# Custom faceplate



## gearlovin (Apr 9, 2013)

Hi guy's,

Who does custom faceplate.thats not crazy expensive
I have a Moratto Marshall lead 12 with a reverse faceplate... It was a combo and now it's a hard so it's backward.

Thanks

Envoyé de mon SM-G973W en utilisant Tapatalk


----------



## player99 (Sep 5, 2019)

Do you have a picture of what you have now?


----------



## gearlovin (Apr 9, 2013)

player99 said:


> Do you have a picture of what you have now?


Here it is!
















Envoyé de mon SM-G973W en utilisant Tapatalk


----------



## player99 (Sep 5, 2019)

gearlovin said:


> Here it is!
> 
> 
> 
> ...


What kind of label do you want? All I see is a JTM 45 that looks like it was made with white out and glue...


----------



## Sneaky (Feb 14, 2006)

gearlovin said:


> Hi guy's,
> 
> Who does custom faceplate.thats not crazy expensive
> I have a Moratto Marshall lead 12 with a reverse faceplate... It was a combo and now it's a hard so it's backward.
> ...


Try Mojotone. Not sure how their prices are. I had a BF Fender one done there many years ago.

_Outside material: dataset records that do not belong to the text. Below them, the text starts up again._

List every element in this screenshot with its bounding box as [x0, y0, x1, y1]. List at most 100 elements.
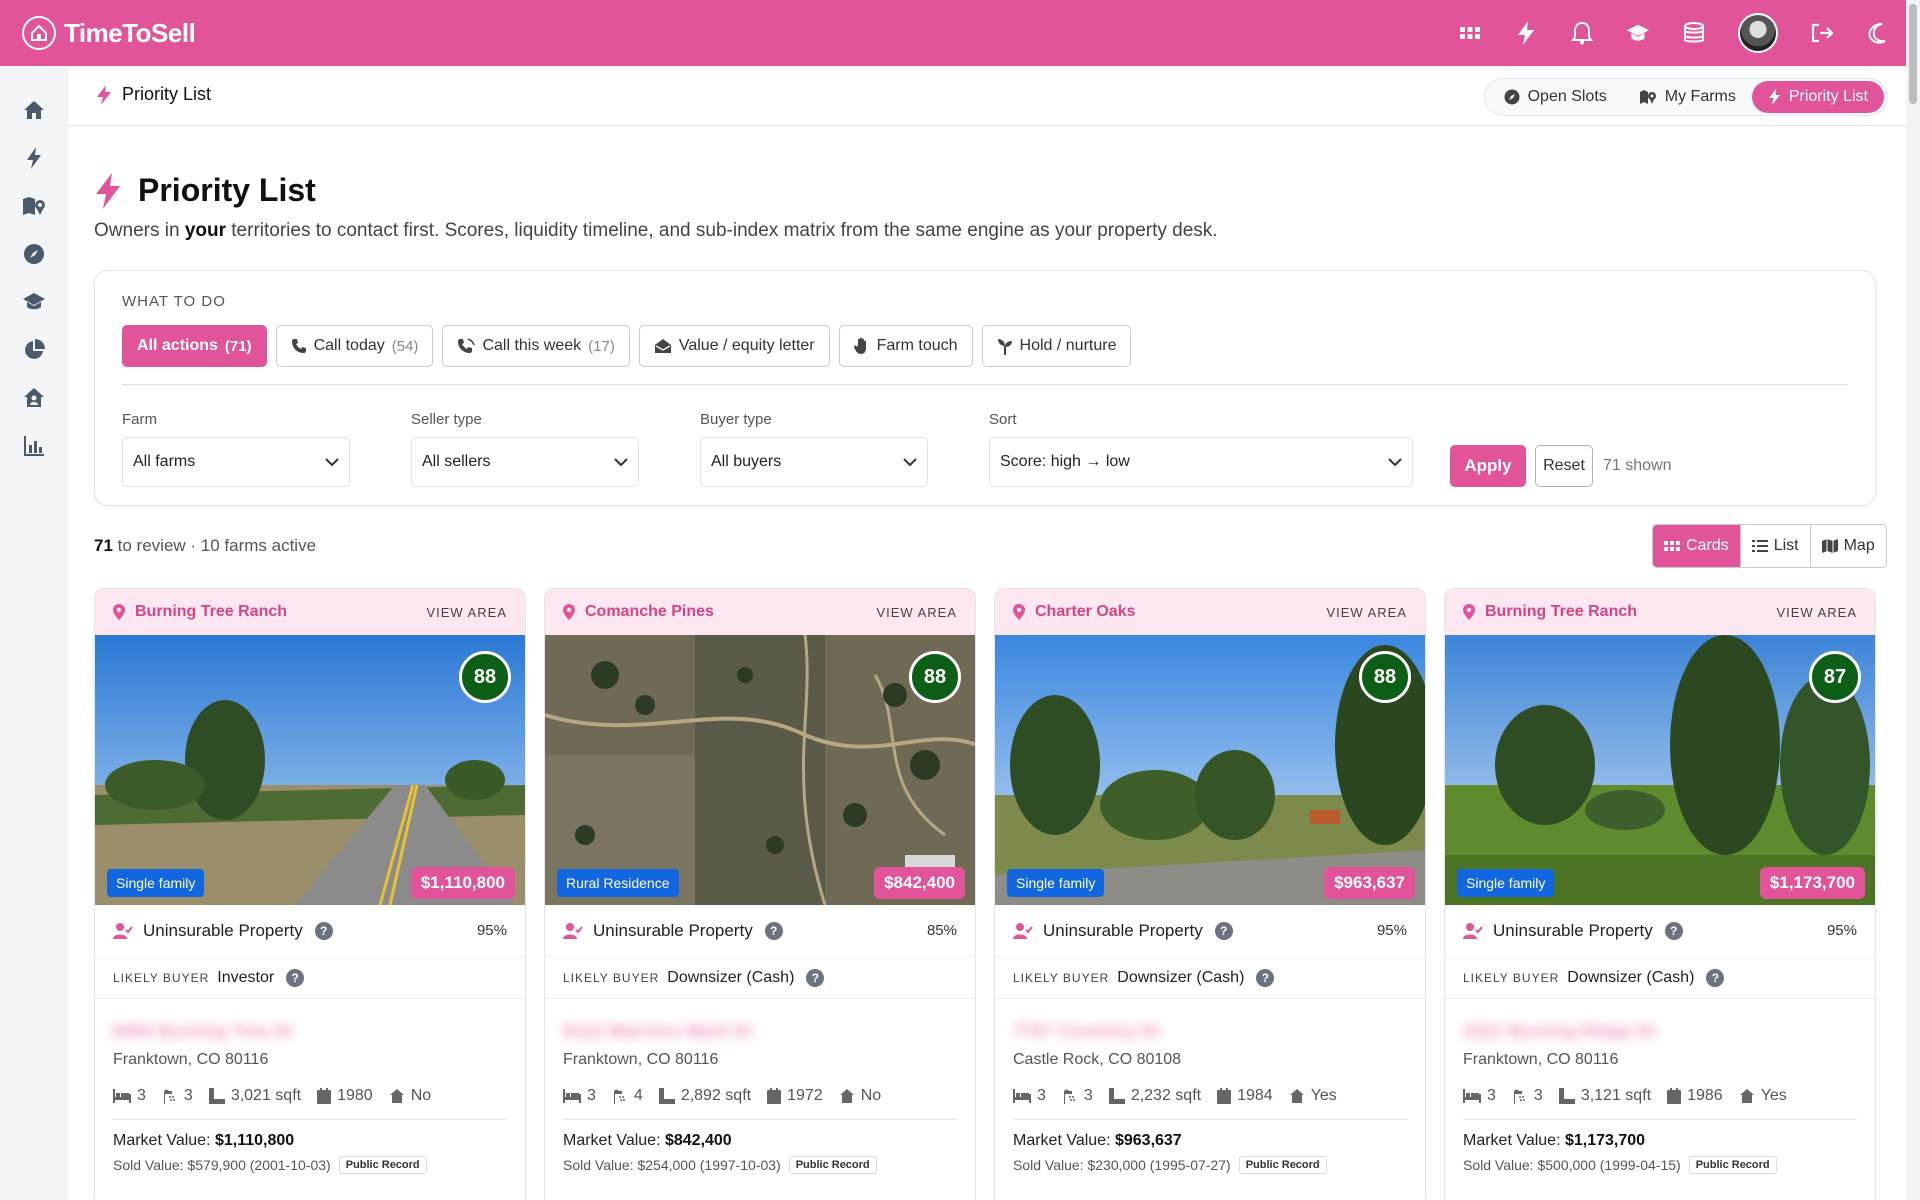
map-pin-icon — [1013, 604, 1025, 620]
farm-name[interactable]: Burning Tree Ranch — [1485, 603, 1637, 621]
action-hold-nurture[interactable]: Hold / nurture — [981, 325, 1132, 367]
view-area-link[interactable]: VIEW AREA — [1776, 605, 1857, 620]
user-check-icon — [113, 922, 133, 939]
graduation-cap-icon[interactable] — [1626, 21, 1650, 45]
pie-chart-icon[interactable] — [22, 338, 46, 362]
view-area-link[interactable]: VIEW AREA — [1326, 605, 1407, 620]
user-avatar[interactable] — [1738, 13, 1778, 53]
bell-icon[interactable] — [1570, 21, 1594, 45]
buyer-type: Downsizer (Cash) — [1117, 968, 1245, 986]
price-badge: $1,173,700 — [1759, 867, 1865, 899]
help-icon[interactable]: ? — [806, 968, 825, 987]
map-location-icon[interactable] — [22, 194, 46, 218]
help-icon[interactable]: ? — [1256, 968, 1275, 987]
house-user-icon[interactable] — [22, 386, 46, 410]
farm-name[interactable]: Comanche Pines — [585, 603, 714, 621]
house-icon — [1739, 1089, 1754, 1103]
bar-chart-icon[interactable] — [22, 434, 46, 458]
view-list-button[interactable]: List — [1739, 525, 1810, 567]
view-map-button[interactable]: Map — [1809, 525, 1886, 567]
property-type-badge: Single family — [1007, 869, 1105, 897]
coins-icon[interactable] — [1682, 21, 1706, 45]
logout-icon[interactable] — [1810, 21, 1834, 45]
shown-count: 71 shown — [1603, 457, 1672, 474]
farm-name[interactable]: Burning Tree Ranch — [135, 603, 287, 621]
address-blurred[interactable]: 8122 Warriors Mark Dr — [563, 1021, 773, 1043]
help-icon[interactable]: ? — [1706, 968, 1725, 987]
view-cards-button[interactable]: Cards — [1653, 525, 1740, 567]
property-card[interactable]: Comanche Pines VIEW AREA 88 Rural Reside… — [544, 588, 976, 1200]
tab-open-slots[interactable]: Open Slots — [1488, 81, 1623, 113]
view-area-link[interactable]: VIEW AREA — [426, 605, 507, 620]
scrollbar-track[interactable] — [1906, 0, 1920, 1200]
map-pin-icon — [1463, 604, 1475, 620]
view-list-label: List — [1773, 537, 1799, 554]
buyer-type: Downsizer (Cash) — [667, 968, 795, 986]
score-badge: 88 — [459, 651, 511, 703]
farm-name[interactable]: Charter Oaks — [1035, 603, 1136, 621]
house-icon — [389, 1089, 404, 1103]
apps-grid-icon[interactable] — [1458, 21, 1482, 45]
buyer-select-value: All buyers — [711, 453, 782, 470]
property-card[interactable]: Charter Oaks VIEW AREA 88 Single family … — [994, 588, 1426, 1200]
page-subtitle: Owners in your territories to contact fi… — [94, 220, 1218, 241]
action-farm-touch[interactable]: Farm touch — [838, 325, 973, 367]
bolt-icon[interactable] — [22, 146, 46, 170]
phone-icon — [291, 339, 306, 353]
divider — [122, 384, 1848, 385]
seller-row: Uninsurable Property ? 95% — [995, 905, 1425, 957]
bolt-icon[interactable] — [1514, 21, 1538, 45]
buyer-row: LIKELY BUYER Downsizer (Cash) ? — [545, 957, 975, 999]
home-icon[interactable] — [22, 98, 46, 122]
property-photo[interactable]: 88 Single family $963,637 — [995, 635, 1425, 905]
action-all[interactable]: All actions (71) — [122, 325, 267, 367]
moon-icon[interactable] — [1866, 21, 1890, 45]
help-icon[interactable]: ? — [764, 921, 783, 940]
market-value: Market Value: $1,110,800 — [113, 1132, 295, 1149]
likely-buyer-label: LIKELY BUYER — [1013, 970, 1110, 985]
property-card[interactable]: Burning Tree Ranch VIEW AREA 88 Single f… — [94, 588, 526, 1200]
tab-priority-list[interactable]: Priority List — [1751, 81, 1884, 113]
property-photo[interactable]: 87 Single family $1,173,700 — [1445, 635, 1875, 905]
address-blurred[interactable]: 7767 Coventry Dr — [1013, 1021, 1223, 1043]
house-logo-icon — [22, 16, 56, 50]
tab-open-slots-label: Open Slots — [1527, 88, 1607, 105]
ruler-icon — [1108, 1088, 1125, 1104]
seller-type: Uninsurable Property — [143, 920, 303, 940]
calendar-icon — [1667, 1088, 1682, 1104]
view-area-link[interactable]: VIEW AREA — [876, 605, 957, 620]
help-icon[interactable]: ? — [1664, 921, 1683, 940]
brand[interactable]: TimeToSell — [22, 16, 196, 50]
seller-probability: 95% — [1376, 922, 1407, 939]
action-call-this-week[interactable]: Call this week (17) — [442, 325, 630, 367]
property-card[interactable]: Burning Tree Ranch VIEW AREA 87 Single f… — [1444, 588, 1876, 1200]
help-icon[interactable]: ? — [314, 921, 333, 940]
farm-select[interactable]: All farms — [122, 437, 350, 487]
tab-priority-list-label: Priority List — [1788, 88, 1868, 105]
help-icon[interactable]: ? — [1214, 921, 1233, 940]
map-pin-icon — [113, 604, 125, 620]
buyer-select[interactable]: All buyers — [700, 437, 928, 487]
scrollbar-thumb[interactable] — [1909, 4, 1917, 104]
seller-type: Uninsurable Property — [593, 920, 753, 940]
property-photo[interactable]: 88 Single family $1,110,800 — [95, 635, 525, 905]
breadcrumb: Priority List — [96, 84, 211, 105]
compass-icon[interactable] — [22, 242, 46, 266]
property-facts: 3 3 3,121 sqft 1986 Yes — [1463, 1087, 1857, 1120]
address-blurred[interactable]: 2321 Burning Ridge Dr — [1463, 1021, 1673, 1043]
address-blurred[interactable]: 8404 Burning Tree Dr — [113, 1021, 323, 1043]
property-photo[interactable]: 88 Rural Residence $842,400 — [545, 635, 975, 905]
seller-select[interactable]: All sellers — [411, 437, 639, 487]
apply-button[interactable]: Apply — [1450, 445, 1526, 487]
help-icon[interactable]: ? — [286, 968, 305, 987]
action-call-today[interactable]: Call today (54) — [275, 325, 434, 367]
price-badge: $842,400 — [874, 867, 965, 899]
reset-button[interactable]: Reset — [1535, 445, 1593, 487]
tab-my-farms[interactable]: My Farms — [1623, 81, 1752, 113]
public-record-badge: Public Record — [788, 1156, 877, 1174]
action-value-equity-letter[interactable]: Value / equity letter — [638, 325, 830, 367]
graduation-cap-icon[interactable] — [22, 290, 46, 314]
calendar-icon — [767, 1088, 782, 1104]
property-type-badge: Single family — [1457, 869, 1555, 897]
sort-select[interactable]: Score: high → low — [989, 437, 1413, 487]
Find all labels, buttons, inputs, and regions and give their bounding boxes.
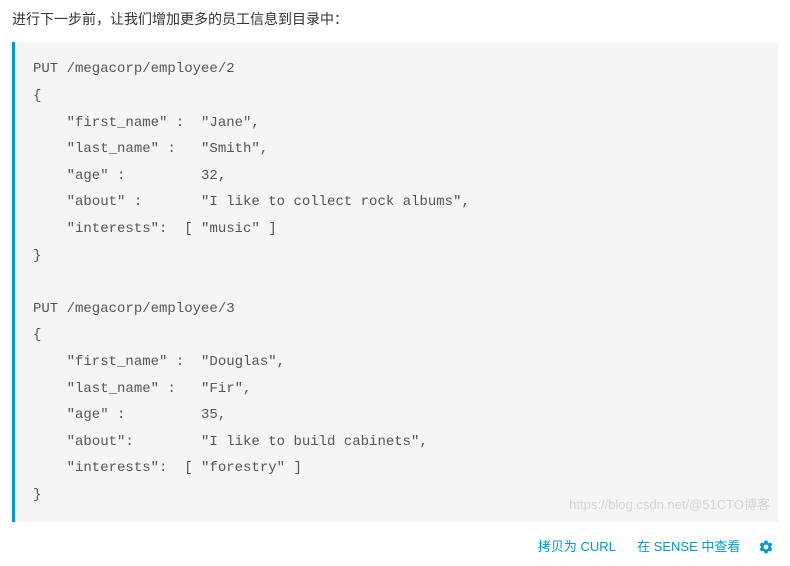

Custom Faceplates | Mojotone







www.mojotone.com


----------



## gearlovin (Apr 9, 2013)

player99 said:


> What kind of label do you want? All I see is a JTM 45 that looks like it was made with white out and glue...


Basically I want the same faceplate but with writing the other way around as it's got transformer up... So writing upside down.

Envoyé de mon SM-G973W en utilisant Tapatalk


----------



## player99 (Sep 5, 2019)

Find a local sign company and they will print off the decals you want. The right sign business won't charge very much.


----------



## jb welder (Sep 14, 2010)

If you flip it upside down, everything will be backwards. Power switch will be on left, inputs on right, tonestack backwards etc.
Ideally it should hang from the top in a head shell.


----------



## tomee2 (Feb 27, 2017)

Mount it like you have it sitting in the picture in the head?


----------